Por Primerahora.com 08/04/2015 |00:00 a.m.
Aunque se ha demostrado que pasar tiempo en ambientes naturales proporciona efectos calmantes en los seres humanos, ha habido muy poco investigación sobre el papel que los ambientes marinos podrían tener en la salud y el bienestar. (Archivo)  
Estudio evaluó las respuestas físicas y mentales de personas mientras contemplaban peceras con diferentes cantidades de peces.

Las personas que tienen pequeños acuarios en sus casas para reproducir una ínfima parte de lo que es la vida marina le atribuyen beneficios terapéuticos al pasatiempo de mantener la pecera. Hay quienes piensan que es aburrido, pero un estudio demostró que observar estos tanques con peces y corales realmente mejora el bienestar físico y mental.

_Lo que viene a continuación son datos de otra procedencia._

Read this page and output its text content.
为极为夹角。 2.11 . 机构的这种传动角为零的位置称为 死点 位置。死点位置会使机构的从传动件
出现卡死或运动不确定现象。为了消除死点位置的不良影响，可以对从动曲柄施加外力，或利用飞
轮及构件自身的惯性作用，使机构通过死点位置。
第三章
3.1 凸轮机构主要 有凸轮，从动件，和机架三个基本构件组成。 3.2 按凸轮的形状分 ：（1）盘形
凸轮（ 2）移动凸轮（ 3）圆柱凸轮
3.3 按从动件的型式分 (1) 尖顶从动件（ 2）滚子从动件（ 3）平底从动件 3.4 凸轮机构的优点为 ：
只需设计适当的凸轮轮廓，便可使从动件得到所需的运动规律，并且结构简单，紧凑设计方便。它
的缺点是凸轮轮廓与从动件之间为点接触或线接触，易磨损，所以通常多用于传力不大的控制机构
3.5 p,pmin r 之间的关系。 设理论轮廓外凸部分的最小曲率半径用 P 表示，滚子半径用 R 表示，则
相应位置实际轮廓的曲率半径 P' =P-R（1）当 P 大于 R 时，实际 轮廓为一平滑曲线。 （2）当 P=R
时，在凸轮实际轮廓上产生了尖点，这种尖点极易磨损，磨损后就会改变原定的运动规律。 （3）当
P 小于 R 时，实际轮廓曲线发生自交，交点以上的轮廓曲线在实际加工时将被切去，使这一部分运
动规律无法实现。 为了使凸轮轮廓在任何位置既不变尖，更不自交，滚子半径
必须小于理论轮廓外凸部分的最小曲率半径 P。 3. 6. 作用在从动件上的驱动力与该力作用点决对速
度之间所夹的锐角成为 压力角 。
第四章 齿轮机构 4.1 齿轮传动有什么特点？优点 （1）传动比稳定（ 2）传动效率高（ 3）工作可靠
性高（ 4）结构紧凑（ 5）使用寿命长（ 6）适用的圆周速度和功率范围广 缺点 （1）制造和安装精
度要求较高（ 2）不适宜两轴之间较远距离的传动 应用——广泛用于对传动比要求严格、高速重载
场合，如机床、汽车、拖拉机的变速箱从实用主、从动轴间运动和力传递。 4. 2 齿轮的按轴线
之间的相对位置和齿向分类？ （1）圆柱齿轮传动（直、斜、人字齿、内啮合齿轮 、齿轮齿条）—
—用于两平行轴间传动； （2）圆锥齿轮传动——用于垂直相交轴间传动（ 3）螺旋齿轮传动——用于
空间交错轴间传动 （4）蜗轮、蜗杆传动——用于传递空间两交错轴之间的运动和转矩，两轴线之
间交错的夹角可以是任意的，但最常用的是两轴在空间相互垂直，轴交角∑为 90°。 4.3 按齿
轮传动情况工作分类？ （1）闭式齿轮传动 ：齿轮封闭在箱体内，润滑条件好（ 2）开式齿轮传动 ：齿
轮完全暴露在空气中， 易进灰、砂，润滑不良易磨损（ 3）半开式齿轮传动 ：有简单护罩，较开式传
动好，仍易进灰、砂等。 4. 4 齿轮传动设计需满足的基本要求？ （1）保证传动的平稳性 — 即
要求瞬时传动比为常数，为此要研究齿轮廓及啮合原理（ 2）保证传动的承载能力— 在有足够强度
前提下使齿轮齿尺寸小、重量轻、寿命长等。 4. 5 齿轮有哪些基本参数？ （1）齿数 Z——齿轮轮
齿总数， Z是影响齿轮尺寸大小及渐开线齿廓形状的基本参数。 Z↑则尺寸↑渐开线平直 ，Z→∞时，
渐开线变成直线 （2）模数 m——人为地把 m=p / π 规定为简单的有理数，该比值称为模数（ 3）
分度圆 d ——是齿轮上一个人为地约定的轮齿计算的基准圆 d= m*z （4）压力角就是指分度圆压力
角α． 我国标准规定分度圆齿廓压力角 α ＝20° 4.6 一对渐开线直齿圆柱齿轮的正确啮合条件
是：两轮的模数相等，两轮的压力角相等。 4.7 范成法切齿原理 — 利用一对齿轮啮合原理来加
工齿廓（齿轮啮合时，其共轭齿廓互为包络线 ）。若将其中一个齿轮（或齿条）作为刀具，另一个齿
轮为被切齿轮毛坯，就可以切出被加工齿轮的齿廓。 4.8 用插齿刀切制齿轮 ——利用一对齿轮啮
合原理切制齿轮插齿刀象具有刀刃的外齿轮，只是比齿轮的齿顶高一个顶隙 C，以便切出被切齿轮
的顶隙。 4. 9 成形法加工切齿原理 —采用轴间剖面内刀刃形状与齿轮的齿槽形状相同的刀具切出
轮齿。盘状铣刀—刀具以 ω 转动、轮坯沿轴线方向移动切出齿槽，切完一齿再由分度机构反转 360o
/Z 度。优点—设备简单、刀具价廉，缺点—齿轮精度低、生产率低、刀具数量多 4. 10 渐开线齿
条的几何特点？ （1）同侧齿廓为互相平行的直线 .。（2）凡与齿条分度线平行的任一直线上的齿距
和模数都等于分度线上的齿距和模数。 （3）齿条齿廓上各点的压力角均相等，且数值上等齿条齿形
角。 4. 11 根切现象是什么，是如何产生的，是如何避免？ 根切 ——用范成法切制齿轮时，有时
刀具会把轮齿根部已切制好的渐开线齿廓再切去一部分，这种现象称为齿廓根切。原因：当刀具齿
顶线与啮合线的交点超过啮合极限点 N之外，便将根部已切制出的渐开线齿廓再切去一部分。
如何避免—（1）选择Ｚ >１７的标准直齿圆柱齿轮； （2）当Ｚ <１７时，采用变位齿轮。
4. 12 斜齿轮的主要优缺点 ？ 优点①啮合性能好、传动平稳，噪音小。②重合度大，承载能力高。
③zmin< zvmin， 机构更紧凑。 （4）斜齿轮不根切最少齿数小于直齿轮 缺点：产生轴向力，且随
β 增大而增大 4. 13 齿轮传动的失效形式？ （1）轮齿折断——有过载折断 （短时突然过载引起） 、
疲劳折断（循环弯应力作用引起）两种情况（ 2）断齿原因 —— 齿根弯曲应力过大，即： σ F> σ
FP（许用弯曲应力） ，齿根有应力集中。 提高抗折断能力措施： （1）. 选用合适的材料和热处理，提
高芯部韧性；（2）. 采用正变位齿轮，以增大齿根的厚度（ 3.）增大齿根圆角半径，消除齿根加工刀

En lo que es la primera investigación de su tipo, expertas del National Marine Aquarium (NMA), la Univesidad Plymouth y la de Exeter, en Reino Unido, evaluaron las respuestas físicas y mentales de personas mientras contemplaban peceras con diferentes cantidades de peces.

Según reseñado en el portal Science Daily, el equipo de investigadoras encontró que contemplar acuarios causaba una reducción notable de la presión arterial y el ritmo cardíaco. También observaron que mientras más peces hubiese en el tanque mayor era el tiempo de atención y más mejoraba el estado anímico.

Aunque se ha demostrado que pasar tiempo en ambientes naturales proporciona efectos calmantes en los seres humanos, ha habido muy poco investigación sobre el papel que los ambientes marinos podrían tener en la salud y el bienestar. La investigadora principal del NMA, Deborah Cracknell, considera que el estudio ofrece un importante primer paso para comprenderlo.

“Las peceras por lo general están asociadas con los intentos de calmar a los pacientes en consultorios médicos y salas de dentistas. Este estudio ha brindado, por primera vez, evidencia contundente de que una “dosis” de exposición a un ambiente submarino puede tener un impacto positivo en el bienestar de la gente”, señaló Cracknell.

Para el estudio, las investigadoras aprovecharon la remodelación que el NMA hizo en una de sus principales exhibiciones, un tanque de 550 mil litros al que se le introdujeron las diferentes clases de peces gradualmente. Según aumentaba el número de peces, a los participantes del estudio se les evaluaba el estado anímico, la frecuencia cardíaca y la presión arterial.

La profesora de psicología Sabine Pahl destacó que, aunque la mayoría de los acuarios suelen concentrarse en la parte educativa, el estudio sugiere que es mucho más el beneficio que se puede derivar de estos espacios. “En una época de mayor estrés laboral y el ajoro de la vida urbana, tal vez los acuarios pueden proveer un espacio de calma y tranquilidad”, reflexionó.